The institutionalized mechanisms that account for the progress are the reforms made by the USCCB and the dioceses.

The USCCB issued its first guidelines for reporting alleged offenses in 2002. Titled the "Charter for the Protection of Children and Young People," it was revised in 2005, 2011, and 2018. Once a diocese learns of an accusation, it notifies the local law enforcement officials.

Many dioceses have also implemented their own strictures. To cite one example, the Archdiocese of New York instituted an Independent Reconciliation and Compensation Program. It is aimed at uncovering abuse allegations and making compensation once the cases have been authenticated.

These reforms were responsible for the proceedings against Theodore McCarrick (formerly a cardinal). It wasn't law enforcement that exposed the allegations against the former New Yorker, it was Cardinal Timothy Dolan, the Archbishop of New York.

Breaking just this week are reports that Father Kevin Lonergan of the Diocese of Allentown (Pennsylvania) groped a 17-year-old girl and sent nude photos of himself to her. How did his case come to light? It wasn't law enforcement—it was Allentown Bishop Alfred Schlert who notified the authorities in early June, right after he learned about it.

This case proves once again that the system works. But the media are not reporting it fairly.

The headline posted by USA Today Network about an Associated Press story on Father Lonergan reads, "Pennsylvania Priest Faces Charges As Sex Abuse Fallout Grows." This is indefensible. It suggests that this one case comes right on the heels of similar cases, when, in fact, the grand jury report was about old cases dating to World War II.

The Daily Beast, a far left-wing media outlet, ran a story on Father Lonergan without ever mentioning that it was the Diocese of Allentown that reported this case to the authorities.

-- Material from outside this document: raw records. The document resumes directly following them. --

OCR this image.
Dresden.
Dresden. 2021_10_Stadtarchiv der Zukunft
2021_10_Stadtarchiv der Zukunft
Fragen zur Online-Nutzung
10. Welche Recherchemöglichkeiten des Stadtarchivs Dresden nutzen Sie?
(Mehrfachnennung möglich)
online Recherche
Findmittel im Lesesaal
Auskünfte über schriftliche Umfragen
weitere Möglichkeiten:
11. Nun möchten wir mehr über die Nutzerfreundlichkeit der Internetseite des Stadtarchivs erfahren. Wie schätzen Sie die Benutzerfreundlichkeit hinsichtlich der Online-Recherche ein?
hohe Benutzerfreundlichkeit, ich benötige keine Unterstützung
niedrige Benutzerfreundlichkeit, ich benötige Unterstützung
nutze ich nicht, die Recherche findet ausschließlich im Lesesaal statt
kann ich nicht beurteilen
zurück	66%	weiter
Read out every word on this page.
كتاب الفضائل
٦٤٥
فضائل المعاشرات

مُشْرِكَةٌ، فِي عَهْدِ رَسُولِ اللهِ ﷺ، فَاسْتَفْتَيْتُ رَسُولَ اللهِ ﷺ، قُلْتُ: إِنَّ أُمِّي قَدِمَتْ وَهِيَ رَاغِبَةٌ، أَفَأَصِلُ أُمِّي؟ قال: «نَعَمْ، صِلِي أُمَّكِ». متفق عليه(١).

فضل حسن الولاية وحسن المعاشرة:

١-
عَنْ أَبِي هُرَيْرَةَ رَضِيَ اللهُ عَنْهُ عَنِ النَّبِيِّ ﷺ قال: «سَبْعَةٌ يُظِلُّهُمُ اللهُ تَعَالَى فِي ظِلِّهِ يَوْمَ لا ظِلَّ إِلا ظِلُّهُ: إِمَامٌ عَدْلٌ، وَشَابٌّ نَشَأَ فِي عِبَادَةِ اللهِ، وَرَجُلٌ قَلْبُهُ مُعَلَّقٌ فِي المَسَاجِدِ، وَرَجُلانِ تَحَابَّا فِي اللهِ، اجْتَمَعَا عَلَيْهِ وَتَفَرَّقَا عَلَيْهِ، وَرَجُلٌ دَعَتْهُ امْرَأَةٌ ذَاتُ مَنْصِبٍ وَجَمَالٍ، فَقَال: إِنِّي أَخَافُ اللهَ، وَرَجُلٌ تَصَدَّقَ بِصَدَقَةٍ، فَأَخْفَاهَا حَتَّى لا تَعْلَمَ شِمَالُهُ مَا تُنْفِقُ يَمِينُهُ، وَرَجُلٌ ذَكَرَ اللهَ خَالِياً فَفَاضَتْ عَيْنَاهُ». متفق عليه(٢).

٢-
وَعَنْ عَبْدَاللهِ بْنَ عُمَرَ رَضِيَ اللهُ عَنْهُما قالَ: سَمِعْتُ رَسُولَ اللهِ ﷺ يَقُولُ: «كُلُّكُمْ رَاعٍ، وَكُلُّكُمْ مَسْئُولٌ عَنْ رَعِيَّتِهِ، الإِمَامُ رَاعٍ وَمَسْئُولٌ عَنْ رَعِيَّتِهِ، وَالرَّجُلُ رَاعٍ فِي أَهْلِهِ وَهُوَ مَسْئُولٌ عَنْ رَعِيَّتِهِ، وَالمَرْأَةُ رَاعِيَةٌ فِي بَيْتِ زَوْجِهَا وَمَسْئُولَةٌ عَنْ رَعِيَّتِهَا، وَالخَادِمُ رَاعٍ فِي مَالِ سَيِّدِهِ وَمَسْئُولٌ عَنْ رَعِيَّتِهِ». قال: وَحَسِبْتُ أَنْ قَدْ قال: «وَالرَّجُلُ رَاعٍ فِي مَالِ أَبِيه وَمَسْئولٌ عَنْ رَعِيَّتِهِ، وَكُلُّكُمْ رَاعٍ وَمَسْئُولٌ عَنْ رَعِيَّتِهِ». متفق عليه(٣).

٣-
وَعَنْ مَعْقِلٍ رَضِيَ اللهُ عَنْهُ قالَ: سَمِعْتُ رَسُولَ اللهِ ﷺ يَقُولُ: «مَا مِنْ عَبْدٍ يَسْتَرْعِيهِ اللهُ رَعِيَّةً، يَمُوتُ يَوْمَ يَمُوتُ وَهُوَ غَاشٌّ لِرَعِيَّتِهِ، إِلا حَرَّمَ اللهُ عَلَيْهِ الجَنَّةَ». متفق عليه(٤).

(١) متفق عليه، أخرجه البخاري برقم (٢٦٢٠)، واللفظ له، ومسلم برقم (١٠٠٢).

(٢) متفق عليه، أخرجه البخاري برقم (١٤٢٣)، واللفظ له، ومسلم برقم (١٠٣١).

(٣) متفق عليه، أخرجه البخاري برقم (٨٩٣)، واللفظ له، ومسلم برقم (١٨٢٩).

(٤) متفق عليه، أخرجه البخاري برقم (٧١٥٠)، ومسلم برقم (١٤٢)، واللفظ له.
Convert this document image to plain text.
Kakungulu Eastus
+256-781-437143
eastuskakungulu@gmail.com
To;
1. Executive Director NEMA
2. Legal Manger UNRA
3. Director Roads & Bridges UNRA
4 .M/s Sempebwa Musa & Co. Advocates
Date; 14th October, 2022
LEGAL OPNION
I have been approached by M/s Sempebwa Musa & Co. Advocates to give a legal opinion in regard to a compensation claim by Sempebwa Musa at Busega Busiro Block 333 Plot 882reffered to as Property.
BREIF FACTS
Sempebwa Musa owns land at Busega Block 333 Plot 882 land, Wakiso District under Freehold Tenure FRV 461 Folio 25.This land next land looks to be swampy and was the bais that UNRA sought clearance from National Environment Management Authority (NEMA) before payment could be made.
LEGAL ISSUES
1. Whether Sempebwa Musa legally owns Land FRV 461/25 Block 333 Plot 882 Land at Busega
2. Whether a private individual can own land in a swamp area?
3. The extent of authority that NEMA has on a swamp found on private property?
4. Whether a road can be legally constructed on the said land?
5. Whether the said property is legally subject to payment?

Reuters, the British news agency, was worse: it falsely reported that "The Allentown Diocese removed Lonergan from his duties after prosecutors alerted them to the case." The New York Post picked up this bogus story, thus leading readers to think that the diocese acted after it was notified by law enforcement, when it was just the opposite.

The Catholic Church should be subjected to the same degree of scrutiny that is afforded all other institutions in society. But the corollary is also true: it should be treated just as fairly. It isn't, and that is the problem.